I want to tokenize some texts in portuguese. I think I'm doing almost everything right, but I have a problem that I couldn't realize what could be wrong. I'm trying this code:
text = '''Família S.A. dispõe de $12.400 milhões para concorrência. A
âncora desse négócio é conhecida no coração do Órgão responsável. '''
pattern = r'''(?x) # set flag to allow verbose regexps
([A-Z]\.)+ # abbreviations, e.g.
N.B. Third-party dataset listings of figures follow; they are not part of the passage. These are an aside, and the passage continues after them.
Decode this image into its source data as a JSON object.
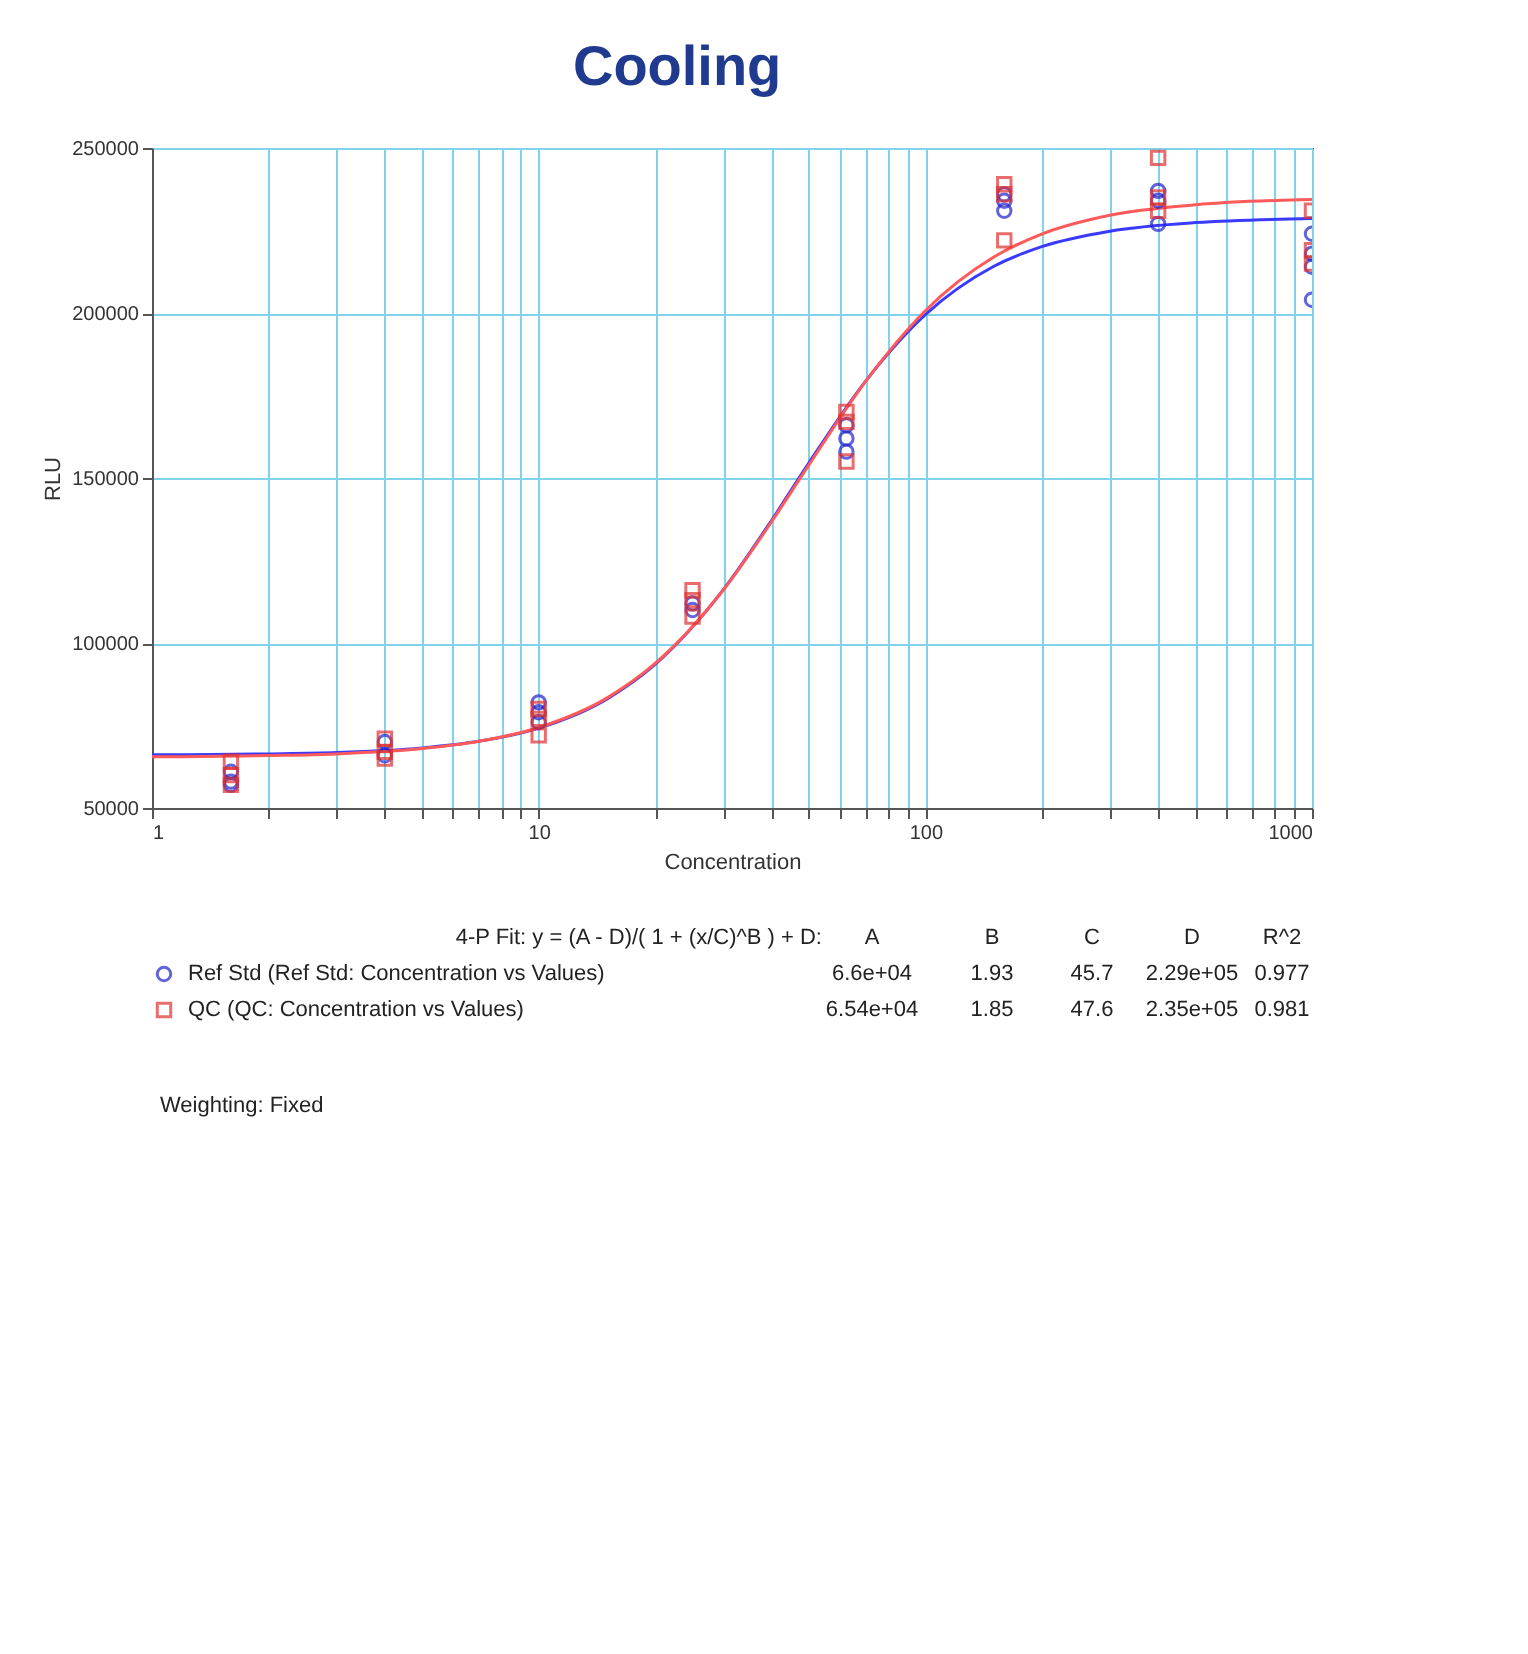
{
  "chart_data": {
    "type": "scatter",
    "title": "Cooling",
    "xlabel": "Concentration",
    "ylabel": "RLU",
    "log": "x",
    "grid": true,
    "legend": "bottom",
    "xlim": [
      1,
      1000
    ],
    "ylim": [
      50000,
      250000
    ],
    "xticks": [
      1,
      {
        "value": 2,
        "label": null
      },
      {
        "value": 3,
        "label": null
      },
      {
        "value": 4,
        "label": null
      },
      {
        "value": 5,
        "label": null
      },
      {
        "value": 6,
        "label": null
      },
      {
        "value": 7,
        "label": null
      },
      {
        "value": 8,
        "label": null
      },
      {
        "value": 9,
        "label": null
      },
      10,
      {
        "value": 20,
        "label": null
      },
      {
        "value": 30,
        "label": null
      },
      {
        "value": 40,
        "label": null
      },
      {
        "value": 50,
        "label": null
      },
      {
        "value": 60,
        "label": null
      },
      {
        "value": 70,
        "label": null
      },
      {
        "value": 80,
        "label": null
      },
      {
        "value": 90,
        "label": null
      },
      100,
      {
        "value": 200,
        "label": null
      },
      {
        "value": 300,
        "label": null
      },
      {
        "value": 400,
        "label": null
      },
      {
        "value": 500,
        "label": null
      },
      {
        "value": 600,
        "label": null
      },
      {
        "value": 700,
        "label": null
      },
      {
        "value": 800,
        "label": null
      },
      {
        "value": 900,
        "label": null
      },
      1000
    ],
    "yticks": [
      50000,
      100000,
      150000,
      200000,
      250000
    ],
    "series": [
      {
        "type": "line",
        "color": "#3a3aff",
        "marker": "none",
        "line_style": "solid",
        "x": [
          1,
          2,
          3,
          5,
          7,
          10,
          15,
          20,
          30,
          40,
          50,
          70,
          100,
          150,
          200,
          300,
          500,
          1000
        ],
        "values": [
          66100,
          66400,
          66800,
          68200,
          70200,
          74200,
          83000,
          93500,
          116100,
          137100,
          154600,
          179300,
          199500,
          214100,
          220100,
          224800,
          227400,
          228600
        ]
      },
      {
        "type": "line",
        "color": "#ff5a5a",
        "marker": "none",
        "line_style": "solid",
        "x": [
          1,
          2,
          3,
          5,
          7,
          10,
          15,
          20,
          30,
          40,
          50,
          70,
          100,
          150,
          200,
          300,
          500,
          1000
        ],
        "values": [
          65500,
          65900,
          66400,
          68000,
          70200,
          74400,
          83300,
          93800,
          116000,
          136700,
          154000,
          179200,
          200700,
          216900,
          223900,
          229600,
          232800,
          234400
        ]
      },
      {
        "name": "Ref Std (Ref Std: Concentration vs Values)",
        "color": "#2222cc",
        "marker": "circle",
        "x": [
          1.6,
          1.6,
          1.6,
          4,
          4,
          10,
          10,
          10,
          25,
          25,
          62.5,
          62.5,
          62.5,
          160,
          160,
          160,
          400,
          400,
          400,
          1000,
          1000,
          1000,
          1000
        ],
        "values": [
          61000,
          58000,
          57000,
          70000,
          66000,
          82000,
          79000,
          76000,
          112000,
          110000,
          166000,
          162000,
          158000,
          236000,
          234000,
          231000,
          237000,
          234000,
          227000,
          224000,
          218000,
          214000,
          204000
        ]
      },
      {
        "name": "QC (QC: Concentration vs Values)",
        "color": "#e03030",
        "marker": "square",
        "x": [
          1.6,
          1.6,
          1.6,
          4,
          4,
          4,
          10,
          10,
          10,
          25,
          25,
          25,
          62.5,
          62.5,
          62.5,
          160,
          160,
          160,
          400,
          400,
          400,
          1000,
          1000,
          1000
        ],
        "values": [
          64000,
          60000,
          57000,
          71000,
          67000,
          65000,
          80000,
          77000,
          72000,
          116000,
          113000,
          108000,
          170000,
          167000,
          155000,
          239000,
          236000,
          222000,
          247000,
          235000,
          231000,
          231000,
          219000,
          215000
        ]
      }
    ],
    "annotations": [
      "4-P Fit: y = (A - D)/( 1 + (x/C)^B ) + D:",
      "A",
      "B",
      "C",
      "D",
      "R^2",
      "6.6e+04",
      "1.93",
      "45.7",
      "2.29e+05",
      "0.977",
      "6.54e+04",
      "1.85",
      "47.6",
      "2.35e+05",
      "0.981",
      "Weighting: Fixed"
    ]
  }
}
U.S.A.
| \w+(-\w+)* # words with optional internal hyphens
| \$?\d+(\.\d+)?%? # currency and percentages, e.g. $12.40, 82%
| \.\.\. # ellipsis
| [][.,;"'?():-_`] # these are separate tokens; includes ], [
'''
print nltk.regexp_tokenize(text, pattern,flags=re.UNICODE)
And get this result:
['Fam\xc3', 'lia', 'S.A.', 'disp\xc3\xb5e', 'de', '$12.400', 'milh\xc3\xb5es', 'para', 'concorr\xc3\xaancia', '.', 'A', '\xc3', 'ncora', 'desse', 'n\xc3', 'g\xc3\xb3cio', '\xc3', 'conhecida', 'no', 'cora\xc3', '\xc3', 'o', 'do', '\xc3', 'rg\xc3', 'o', 'respons\xc3', 'vel', '.']
It does the job as expected in some terms, but splits others like ['Família' = 'Fam\xc3','lia'] or ['coração' = 'cora\xc3', '\xc3', 'o'].
Any help?